Jimmy Boswell

Personal information
- Full name: James Boswell
- Date of birth: 13 March 1922
- Place of birth: Chester, England
- Date of death: 25 May 2010 (aged 88)
- Place of death: Stafford, England
- Position(s): Wing half

Senior career*
- Years: Team / Apps / (Gls)
- Chester / 0 / (0)
- Sheffield Wednesday (wartime guest)
- 1946–1958: Gillingham / 470 / (6)
- 1958–1959: Gravesend & Northfleet
- 1959–1961: Tonbridge
- 1961–?: Canterbury City

Managerial career
- 1966: Gillingham (caretaker)
- Chatham Town

= Jimmy Boswell =

English footballer and manager

James Boswell (13 March 1922 – 25 May 2010) was an English professional footballer. He played for Gillingham from 1946 until 1958, making 342 appearances in the English Football League, and appeared in more FA Cup matches than any other player in the club's history.

==Career==
Born in Chester, Boswell joined local football club Chester F.C. upon leaving school, initially as an amateur. He remained with the club until the outbreak of the Second World War, but never made it to the club's first team. During the war he served with the Royal Engineers and also made appearances as a guest player for Sheffield Wednesday during unofficial wartime competitions. He was later posted to Barton Stacey in Hampshire, where he helped his unit's football team win a major Army Football Association trophy. Upon leaving the army in 1946 he joined Gillingham, who at the time were playing in the Kent League. Gillingham manager Archie Clark also signed four other players who had served with Boswell at Barton Stacey and played alongside him in the unit football team, namely Jackie Briggs, George Forrester, Hughie Russell and Vic Hole.

Boswell missed only two matches during the 1946–47 season as Gillingham won the Kent League championship by a margin of one point.
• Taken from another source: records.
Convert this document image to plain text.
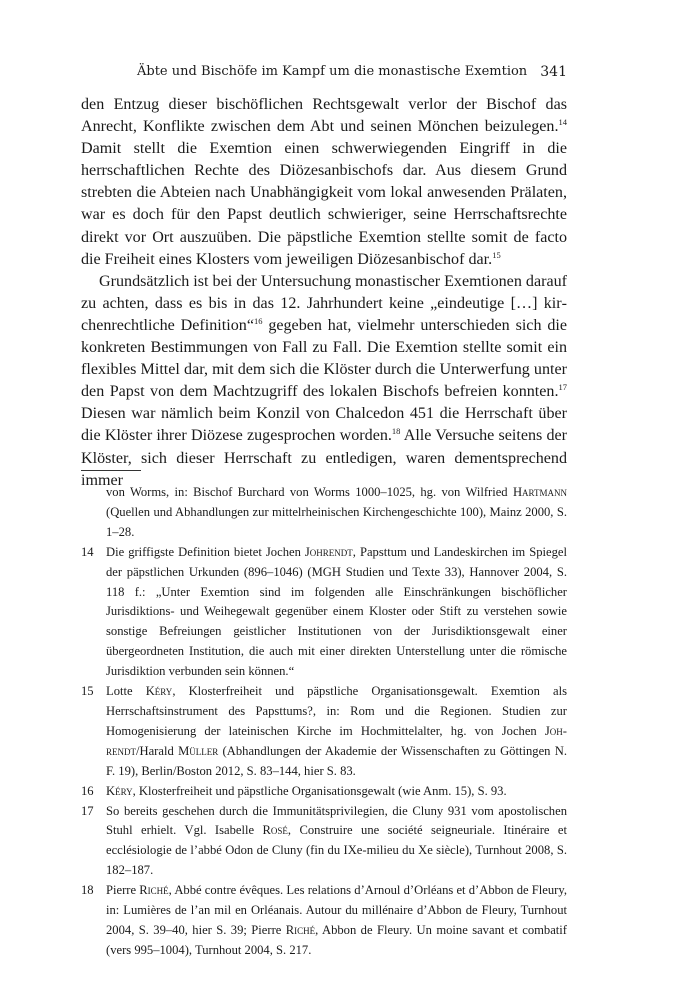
Äbte und Bischöfe im Kampf um die monastische Exemtion 341

den Entzug dieser bischöflichen Rechtsgewalt verlor der Bischof das Anrecht, Konflikte zwischen dem Abt und seinen Mönchen beizulegen.$^{14}$ Damit stellt die Exemtion einen schwerwiegenden Eingriff in die herrschaftlichen Rechte des Diözesanbischofs dar. Aus diesem Grund strebten die Abteien nach Unabhängigkeit vom lokal anwesenden Prälaten, war es doch für den Papst deutlich schwieriger, seine Herrschaftsrechte direkt vor Ort auszuüben. Die päpstliche Exemtion stellte somit de facto die Freiheit eines Klosters vom jeweiligen Diözesanbischof dar.$^{15}$

Grundsätzlich ist bei der Untersuchung monastischer Exemtionen darauf zu achten, dass es bis in das 12. Jahrhundert keine „eindeutige […] kirchenrechtliche Definition“$^{16}$ gegeben hat, vielmehr unterschieden sich die konkreten Bestimmungen von Fall zu Fall. Die Exemtion stellte somit ein flexibles Mittel dar, mit dem sich die Klöster durch die Unterwerfung unter den Papst von dem Machtzugriff des lokalen Bischofs befreien konnten.$^{17}$ Diesen war nämlich beim Konzil von Chalcedon 451 die Herrschaft über die Klöster ihrer Diözese zugesprochen worden.$^{18}$ Alle Versuche seitens der Klöster, sich dieser Herrschaft zu entledigen, waren dementsprechend immer

von Worms, in: Bischof Burchard von Worms 1000–1025, hg. von Wilfried Hartmann (Quellen und Abhandlungen zur mittelrheinischen Kirchengeschichte 100), Mainz 2000, S. 1–28.
14 Die griffigste Definition bietet Jochen Johrendt, Papsttum und Landeskirchen im Spiegel der päpstlichen Urkunden (896–1046) (MGH Studien und Texte 33), Hannover 2004, S. 118 f.: „Unter Exemtion sind im folgenden alle Einschränkungen bischöflicher Jurisdiktions- und Weihegewalt gegenüber einem Kloster oder Stift zu verstehen sowie sonstige Befreiungen geistlicher Institutionen von der Jurisdiktionsgewalt einer übergeordneten Institution, die auch mit einer direkten Unterstellung unter die römische Jurisdiktion verbunden sein können.“
15 Lotte Kéry, Klosterfreiheit und päpstliche Organisationsgewalt. Exemtion als Herrschaftsinstrument des Papsttums?, in: Rom und die Regionen. Studien zur Homogenisierung der lateinischen Kirche im Hochmittelalter, hg. von Jochen Johrendt/Harald Müller (Abhandlungen der Akademie der Wissenschaften zu Göttingen N. F. 19), Berlin/Boston 2012, S. 83–144, hier S. 83.
16 Kéry, Klosterfreiheit und päpstliche Organisationsgewalt (wie Anm. 15), S. 93.
17 So bereits geschehen durch die Immunitätsprivilegien, die Cluny 931 vom apostolischen Stuhl erhielt. Vgl. Isabelle Rosé, Construire une société seigneuriale. Itinéraire et ecclésiologie de l’abbé Odon de Cluny (fin du IXe-milieu du Xe siècle), Turnhout 2008, S. 182–187.
18 Pierre Riché, Abbé contre évêques. Les relations d’Arnoul d’Orléans et d’Abbon de Fleury, in: Lumières de l’an mil en Orléanais. Autour du millénaire d’Abbon de Fleury, Turnhout 2004, S. 39–40, hier S. 39; Pierre Riché, Abbon de Fleury. Un moine savant et combatif (vers 995–1004), Turnhout 2004, S. 217.
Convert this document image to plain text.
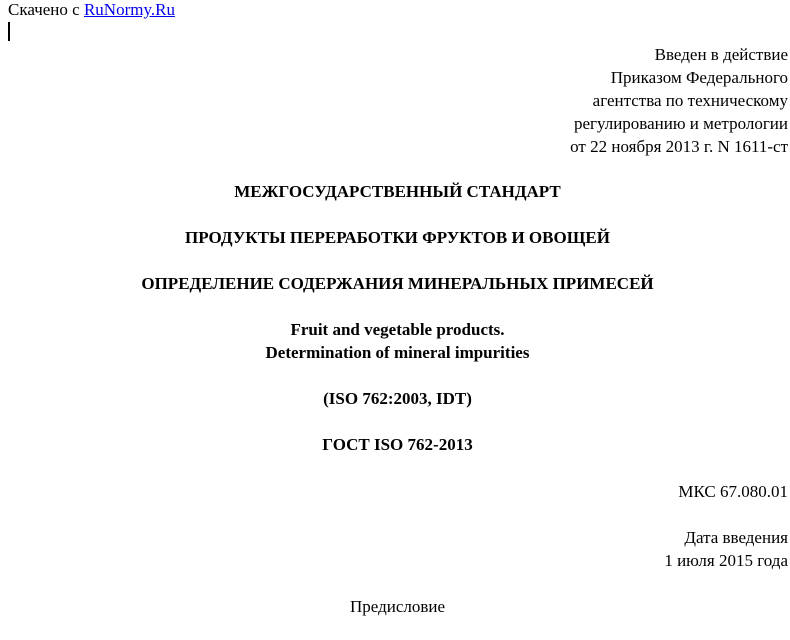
Скачено с RuNormy.Ru
Введен в действие
Приказом Федерального
агентства по техническому
регулированию и метрологии
от 22 ноября 2013 г. N 1611-ст
МЕЖГОСУДАРСТВЕННЫЙ СТАНДАРТ
ПРОДУКТЫ ПЕРЕРАБОТКИ ФРУКТОВ И ОВОЩЕЙ
ОПРЕДЕЛЕНИЕ СОДЕРЖАНИЯ МИНЕРАЛЬНЫХ ПРИМЕСЕЙ
Fruit and vegetable products.
Determination of mineral impurities
(ISO 762:2003, IDT)
ГОСТ ISO 762-2013
МКС 67.080.01
Дата введения
1 июля 2015 года
Предисловие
The following season the club played in the Southern Football League and Boswell was again a regular as the team finished in second place. In the 1948–49 season Gillingham won the Southern League championship. By the time the club was elected back into the English Football League in 1950 Boswell had played over 100 times, and had become the team's captain. He remained one of the club's most consistent players until 1958, playing over 40 times in each season to take his total number of appearances to more than 500. He also played 36 times in the FA Cup, a club record.

At the end of the 1957–58 season Boswell, now aged 36, left Gillingham to play for non-league team Gravesend & Northfleet. He later played for Tonbridge and Canterbury City before retiring. In 1964 he returned to Gillingham as team trainer, a position he held for five years. In January 1966 he took over as caretaker manager after the resignation of Freddie Cox, and guided the team to two victories before stepping down upon the arrival of new manager Basil Hayward. He also had a spell as manager of non-league Chatham Town, and coached the football team of the Kent Police. In later life he lived in the Lordswood area of Chatham, before moving to Stafford to be nearer relatives, where he died in 2010.